The rate of convergence to stationarity for M/G/1 models with admission controls via coupling

TL;DR

This paper investigates the convergence rates to stationarity in two restricted M/G/1 queue models with admission controls, using coupling methods to derive bounds and conditions for geometric ergodicity.

Contribution

It provides new bounds and conditions for the rate of convergence to stationarity in restricted M/G/1 queues, including uniform bounds for certain subclasses and criteria based on service time distributions.

Findings

Uniform bounds for geometric ergodicity in Model 1 subclasses

No uniform bound exists for all Model 1 workload processes

Geometric ergodicity in Model 2 depends on the finiteness of the service time distribution's moment-generating function

Abstract

We study the workload processes of two restricted M/G/1 queueing systems: in Model 1 any service requirement that would exceed a certain capacity threshold is truncated; in Model 2 new arrivals do not enter the system if they have to wait more than a fixed threshold time in line.

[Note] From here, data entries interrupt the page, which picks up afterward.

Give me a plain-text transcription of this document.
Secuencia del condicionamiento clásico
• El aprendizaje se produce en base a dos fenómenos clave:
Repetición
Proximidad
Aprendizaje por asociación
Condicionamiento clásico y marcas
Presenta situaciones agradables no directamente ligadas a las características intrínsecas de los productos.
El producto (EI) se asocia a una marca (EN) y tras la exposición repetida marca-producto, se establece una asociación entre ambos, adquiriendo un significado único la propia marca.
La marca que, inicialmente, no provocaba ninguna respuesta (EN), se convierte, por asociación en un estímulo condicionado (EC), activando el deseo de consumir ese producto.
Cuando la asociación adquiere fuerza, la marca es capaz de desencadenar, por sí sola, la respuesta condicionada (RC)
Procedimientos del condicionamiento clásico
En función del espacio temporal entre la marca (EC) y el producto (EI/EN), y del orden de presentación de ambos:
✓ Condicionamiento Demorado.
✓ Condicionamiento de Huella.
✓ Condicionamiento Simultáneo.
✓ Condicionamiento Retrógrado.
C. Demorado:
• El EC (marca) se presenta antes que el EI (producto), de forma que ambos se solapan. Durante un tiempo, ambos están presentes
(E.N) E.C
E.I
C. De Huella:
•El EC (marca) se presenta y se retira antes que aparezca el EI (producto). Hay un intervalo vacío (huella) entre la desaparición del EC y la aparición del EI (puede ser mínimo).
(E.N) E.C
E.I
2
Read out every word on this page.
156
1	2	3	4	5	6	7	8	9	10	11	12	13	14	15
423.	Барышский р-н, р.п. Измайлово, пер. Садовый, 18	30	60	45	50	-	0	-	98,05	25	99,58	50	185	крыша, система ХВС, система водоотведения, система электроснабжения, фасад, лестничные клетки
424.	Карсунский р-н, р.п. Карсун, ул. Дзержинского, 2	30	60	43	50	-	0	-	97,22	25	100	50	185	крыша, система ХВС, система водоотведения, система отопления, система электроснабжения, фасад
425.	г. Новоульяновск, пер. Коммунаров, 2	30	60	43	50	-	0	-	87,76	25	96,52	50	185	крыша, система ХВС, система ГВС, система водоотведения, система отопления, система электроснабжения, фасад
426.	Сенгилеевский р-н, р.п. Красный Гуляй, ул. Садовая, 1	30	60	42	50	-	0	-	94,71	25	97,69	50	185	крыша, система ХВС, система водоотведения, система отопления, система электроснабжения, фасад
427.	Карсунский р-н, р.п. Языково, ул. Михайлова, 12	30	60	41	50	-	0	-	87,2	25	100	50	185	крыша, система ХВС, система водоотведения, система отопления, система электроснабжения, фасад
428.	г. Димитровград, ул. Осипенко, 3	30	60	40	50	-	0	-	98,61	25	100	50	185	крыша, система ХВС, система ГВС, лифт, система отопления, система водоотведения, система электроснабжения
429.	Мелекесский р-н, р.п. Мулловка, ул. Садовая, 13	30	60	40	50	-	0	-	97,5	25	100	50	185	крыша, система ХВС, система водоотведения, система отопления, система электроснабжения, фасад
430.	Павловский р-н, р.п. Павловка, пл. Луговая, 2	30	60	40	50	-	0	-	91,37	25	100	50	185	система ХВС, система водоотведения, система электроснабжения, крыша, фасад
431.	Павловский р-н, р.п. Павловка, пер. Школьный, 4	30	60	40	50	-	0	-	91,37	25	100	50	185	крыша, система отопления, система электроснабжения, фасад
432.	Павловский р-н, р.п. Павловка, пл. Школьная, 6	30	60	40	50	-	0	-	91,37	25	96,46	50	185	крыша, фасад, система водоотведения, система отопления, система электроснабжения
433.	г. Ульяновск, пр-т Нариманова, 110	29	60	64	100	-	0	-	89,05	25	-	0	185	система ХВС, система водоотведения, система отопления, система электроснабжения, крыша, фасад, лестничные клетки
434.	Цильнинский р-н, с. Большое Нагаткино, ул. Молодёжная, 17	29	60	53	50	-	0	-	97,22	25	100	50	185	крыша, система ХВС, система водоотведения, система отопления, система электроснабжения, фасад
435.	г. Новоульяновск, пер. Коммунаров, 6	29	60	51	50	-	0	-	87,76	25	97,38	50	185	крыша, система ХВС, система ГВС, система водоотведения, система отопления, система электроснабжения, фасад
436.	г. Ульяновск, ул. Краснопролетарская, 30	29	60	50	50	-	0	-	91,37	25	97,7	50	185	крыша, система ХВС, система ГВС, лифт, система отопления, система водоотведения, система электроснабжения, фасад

For Model 1 we obtain several results concerning the rate of convergence to equilibrium. In particular we derive uniform bounds for geometric ergodicity with respect to certain subclasses. However, we prove that for the class of all Model 1 workload processes there is no uniform bound. For Model 2 we prove that geometric ergodicity follows from the finiteness of the moment-generating function of the service time distribution and derive bounds for the convergence rates in special cases. The proofs use the coupling method.